A more rigorous policing of the line between the Fraser and Tinker standards would reinforce schools’ claim to deference under Fraser when dealing with speech objectively incompatible with a positive school environment, while at the same time highlighting the extent to which imposing a content-based restriction on speech should be treated with caution under the Tinker standard. The rationale for such caution, of course, is rooted in the fundamentals of First Amendment and in the 14th Amendment’s Equal Protection doctrine; as Judge Ware himself noted in his decision, it is a basic ground rule that “government may not grant the use of a forum to people whose views it finds acceptable, but deny it those wishing to express less favored or more controversial views.” Since students undeniably have First Amendment rights—albeit more limited ones—it makes sense that the same class of restrictions which would be especially disfavored in general should also be disfavored in the school contexts. And indeed, the Court has recognized this. In Tinker itself, it noted that review of schools’ decisions must ensure that a prohibition on speech “was caused by something more than a mere desire to avoid the discomfort and unpleasantness that always accompany an unpopular viewpoint.” Moreover, “the prohibition of expression of one particular opinion is not constitutionally permissible”—even in a school. As noted in an analysis of the large body of circuit cases on the Confederate flag issue, the modern courts’ deferential interpretation of Tinker creates a distinct danger of allowing schools to fall back on a “heckler’s veto” for the sake of convenience: the combination of Tinker and Fraser essentially gives schools a free pass, enabling them to invoke the most advantageous of either, or both, to justify their actions, thereby escaping a lawsuit.”

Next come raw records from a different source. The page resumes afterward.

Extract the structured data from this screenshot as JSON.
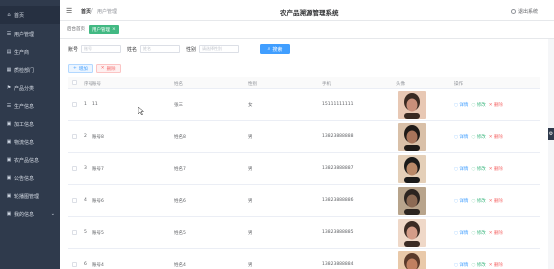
{
  "sidebar": {
    "items": [
      {
        "icon": "home-icon",
        "glyph": "⌂",
        "label": "首页"
      },
      {
        "icon": "users-icon",
        "glyph": "☰",
        "label": "用户管理"
      },
      {
        "icon": "store-icon",
        "glyph": "▤",
        "label": "生产商"
      },
      {
        "icon": "dept-icon",
        "glyph": "▦",
        "label": "质检部门"
      },
      {
        "icon": "flag-icon",
        "glyph": "⚑",
        "label": "产品分类"
      },
      {
        "icon": "info-icon",
        "glyph": "☰",
        "label": "生产信息"
      },
      {
        "icon": "process-icon",
        "glyph": "▣",
        "label": "加工信息"
      },
      {
        "icon": "logistics-icon",
        "glyph": "▣",
        "label": "物流信息"
      },
      {
        "icon": "product-icon",
        "glyph": "▣",
        "label": "农产品信息"
      },
      {
        "icon": "notice-icon",
        "glyph": "▣",
        "label": "公告信息"
      },
      {
        "icon": "carousel-icon",
        "glyph": "▣",
        "label": "轮播图管理"
      },
      {
        "icon": "mine-icon",
        "glyph": "▣",
        "label": "我的信息"
      }
    ]
  },
  "header": {
    "breadcrumb_home": "首页",
    "breadcrumb_sep": "/",
    "breadcrumb_current": "用户管理",
    "title": "农产品溯源管理系统",
    "logout": "退出系统"
  },
  "tabs": {
    "home": "后台首页",
    "active": "用户管理",
    "active_close": "×"
  },
  "search": {
    "account_label": "账号",
    "account_placeholder": "账号",
    "name_label": "姓名",
    "name_placeholder": "姓名",
    "gender_label": "性别",
    "gender_placeholder": "请选择性别",
    "button": "搜索"
  },
  "actions": {
    "add": "增加",
    "delete": "删除"
  },
  "table": {
    "headers": {
      "index": "序号",
      "account": "账号",
      "name": "姓名",
      "gender": "性别",
      "phone": "手机",
      "avatar": "头像",
      "ops": "操作"
    },
    "rows": [
      {
        "index": "1",
        "account": "11",
        "name": "张三",
        "gender": "女",
        "phone": "15111111111"
      },
      {
        "index": "2",
        "account": "账号8",
        "name": "姓名8",
        "gender": "男",
        "phone": "13823888888"
      },
      {
        "index": "3",
        "account": "账号7",
        "name": "姓名7",
        "gender": "男",
        "phone": "13823888887"
      },
      {
        "index": "4",
        "account": "账号6",
        "name": "姓名6",
        "gender": "男",
        "phone": "13823888886"
      },
      {
        "index": "5",
        "account": "账号5",
        "name": "姓名5",
        "gender": "男",
        "phone": "13823888885"
      },
      {
        "index": "6",
        "account": "账号4",
        "name": "姓名4",
        "gender": "男",
        "phone": "13823888884"
      }
    ],
    "op_detail": "详情",
    "op_edit": "修改",
    "op_delete": "删除"
  },
  "colors": {
    "sidebar_bg": "#2f3a4c",
    "accent_green": "#42b983",
    "primary_blue": "#409eff",
    "danger_red": "#f56c6c"
  }
}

The possibility that the school has engaged in lazy viewpoint discrimination is of special concern here. Unlike in paradigm Tinker “substantial disruption” cases, the students engaged in speech here were not the instigators of the disturbance of school order which worried the administrators. Though their “provocation” in displaying American flags may have been the most proximate cause of a tense environment at the school, the groundwork for the tension was laid by the Mexican-American students’ own act of unsanctioned self expression. Where neither group of students have engaged in speech whose content is fundamentally incompatible with the schools’ communitarian and educational function—that is, outside of the Fraser zone—then school administrators’ first recourse should be to combat the disruption in a neutral way. Moreover, if the threats of violent behavior were really as one-sided as the record of the California case indicates, then the school would be better fulfilling its educational duty by restricting the speech of the potential aggressors rather than victims. Schools should, of course, have the option to sacrifice some student expression for the sake of preserving order if necessary; courts should be wary, however, of allowing schools to abdicate the very citizen-building mission on which their power to restrict speech is based by taking the easy way out and restricting only “unpopular” speech when there is no justification for such viewpoint discrimination. In this respect, at least, permissive interpretations of the Tinker standard are in danger of straying too far from the foundational case’s preliminary exhortation: that students do not “shed their constitutional rights to freedom of speech or expression at the schoolhouse gate.”